Using the same colonic segment within and across experiments is also recommended, as it is essential for obtaining comparable permeability results. Note that biopsies taken from different regions of the same animal can yield markedly different values. The time required to mount all chambers is also a critical parameter. Although this issue is minor in small setups with only a few chambers, the interval between euthanasia and assay initiation, as well as the overall incubation time, can become significantly prolonged if the operator waits to start until all chambers are prepared. To mitigate this, one option is to mount the first sliders and hold them in the Krebs buffer at 4 °C, then insert all sliders simultaneously to begin the assay. Complementarily, TER assessment is a reliable method to determine viability of the tissue, as TER tends to decrease with cell death, ~120-150 min after colon sampling¹⁶.

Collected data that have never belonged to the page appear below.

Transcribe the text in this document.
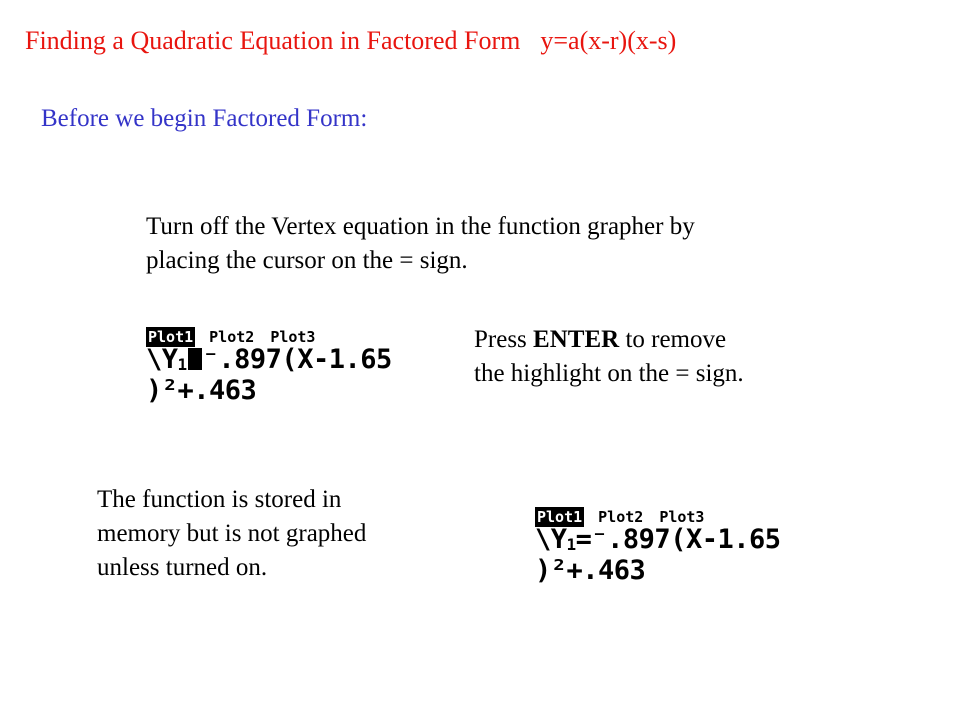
Finding a Quadratic Equation in Factored Form y=a(x-r)(x-s)
Before we begin Factored Form:
Turn off the Vertex equation in the function grapher by
placing the cursor on the = sign.
Plot1 Plot2 Plot3
\Y1 ⁻.897(X-1.65
)²+.463
Press ENTER to remove
the highlight on the = sign.
The function is stored in
memory but is not graphed
unless turned on.
Plot1 Plot2 Plot3
\Y1=⁻.897(X-1.65
)²+.463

Alternatively to the Ussing technique, the in vivo FITC-dextran assay also enables evaluation of global intestinal permeability through dosage of serum FITC after gavage, it neither discriminates between paracellular and transcellular pathways nor localizes changes to specific gut segments, making the Ussing chamber approach more appropriate for this study¹⁴. Complementarily, contrary to the in vivo-FITC, which generally requires fasting, the latter is not necessary for colonic permeability assays. Intestinal permeability in the small intestine is strongly influenced by fasting status and the interval since the last meal, but such effects have not been demonstrated in the colon. Moreover, fasting pups would require maternal separation, and severe stressors such as neonatal maternal deprivation are known to exert long-lasting effects on paracellular permeability and mucosal immunity. Although the minimum duration required to induce these effects has not been clearly defined, it is preferable to avoid stressing the pups prior to euthanasia. It is also important to note that the gavaged-FITC plasma method is incompatible with this protocol, as residual FITC from previous experiments could confound permeability measurements obtained with the Ussing chambers.

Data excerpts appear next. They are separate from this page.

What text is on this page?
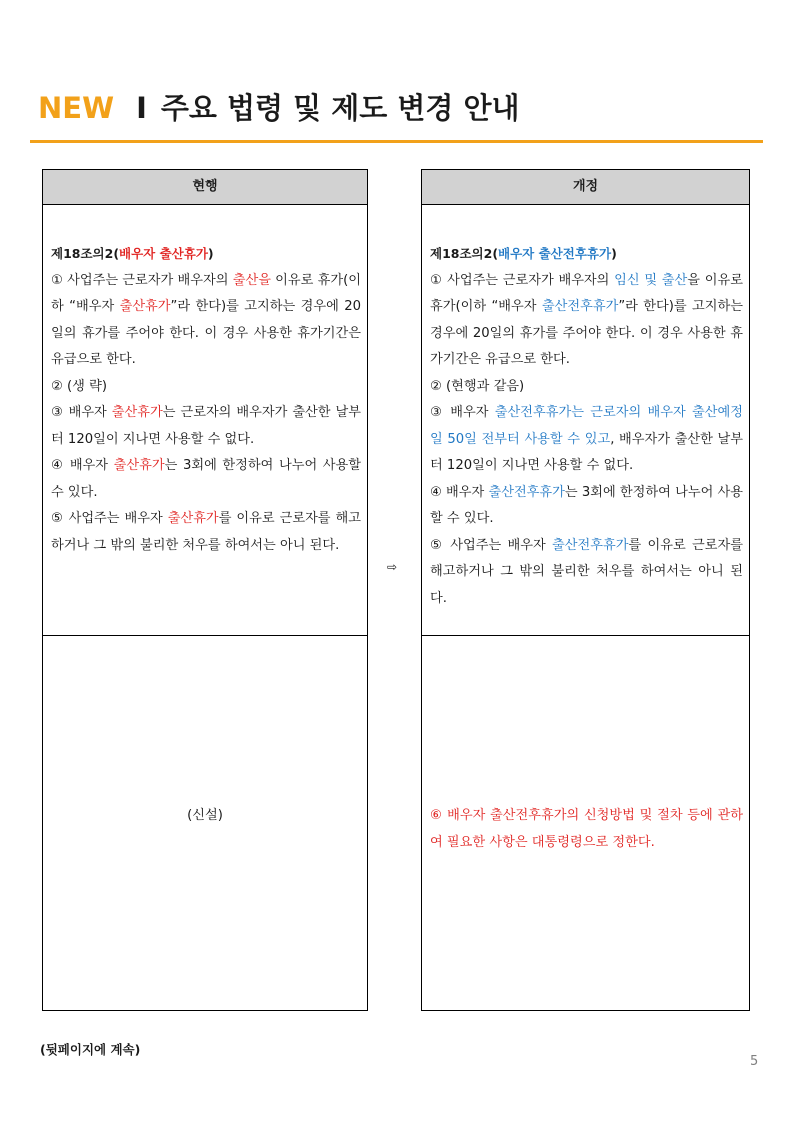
NEW I 주요 법령 및 제도 변경 안내
현행

제18조의2(배우자 출산휴가)

① 사업주는 근로자가 배우자의 출산을 이유로 휴가(이하 “배우자 출산휴가”라 한다)를 고지하는 경우에 20일의 휴가를 주어야 한다. 이 경우 사용한 휴가기간은 유급으로 한다.

② (생 략)

③ 배우자 출산휴가는 근로자의 배우자가 출산한 날부터 120일이 지나면 사용할 수 없다.

④ 배우자 출산휴가는 3회에 한정하여 나누어 사용할 수 있다.

⑤ 사업주는 배우자 출산휴가를 이유로 근로자를 해고하거나 그 밖의 불리한 처우를 하여서는 아니 된다.

(신설)
⇨
개정

제18조의2(배우자 출산전후휴가)

① 사업주는 근로자가 배우자의 임신 및 출산을 이유로 휴가(이하 “배우자 출산전후휴가”라 한다)를 고지하는 경우에 20일의 휴가를 주어야 한다. 이 경우 사용한 휴가기간은 유급으로 한다.

② (현행과 같음)

③ 배우자 출산전후휴가는 근로자의 배우자 출산예정일 50일 전부터 사용할 수 있고, 배우자가 출산한 날부터 120일이 지나면 사용할 수 없다.

④ 배우자 출산전후휴가는 3회에 한정하여 나누어 사용할 수 있다.

⑤ 사업주는 배우자 출산전후휴가를 이유로 근로자를 해고하거나 그 밖의 불리한 처우를 하여서는 아니 된다.

⑥ 배우자 출산전후휴가의 신청방법 및 절차 등에 관하여 필요한 사항은 대통령령으로 정한다.
(뒷페이지에 계속)
5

Finally, the presence or absence of colonic permeability modulation may be confirmed using an independent method, such as qPCR-based quantification of tight junction-related transcripts, including ZO-1, occludin, and members of the claudin family. Overall, the methods described in this article offer complementary tools for investigating the neonatal period, particularly the maturation of the early-life intestinal barrier and its susceptibility to various interventions. They can generate insights that are highly relevant for studies on the physiological and pathophysiological mechanisms underlying early-life infections such as necrotizing enterocolitis and complications of prematurity. In addition, they are well-suited to address more fundamental questions, including the impact of human milk oligosaccharides, microRNAs, and probiotics on gut development and function.

In summary, oral gavage of molecules of interest during the neonatal period, combined with assessment of both paracellular and transcellular colonic permeability using Ussing chambers, provides an efficient approach to investigating the short-term impact of potentially harmful substances, as well as their short- and long-term effects, particularly in the context of chronic inflammatory diseases.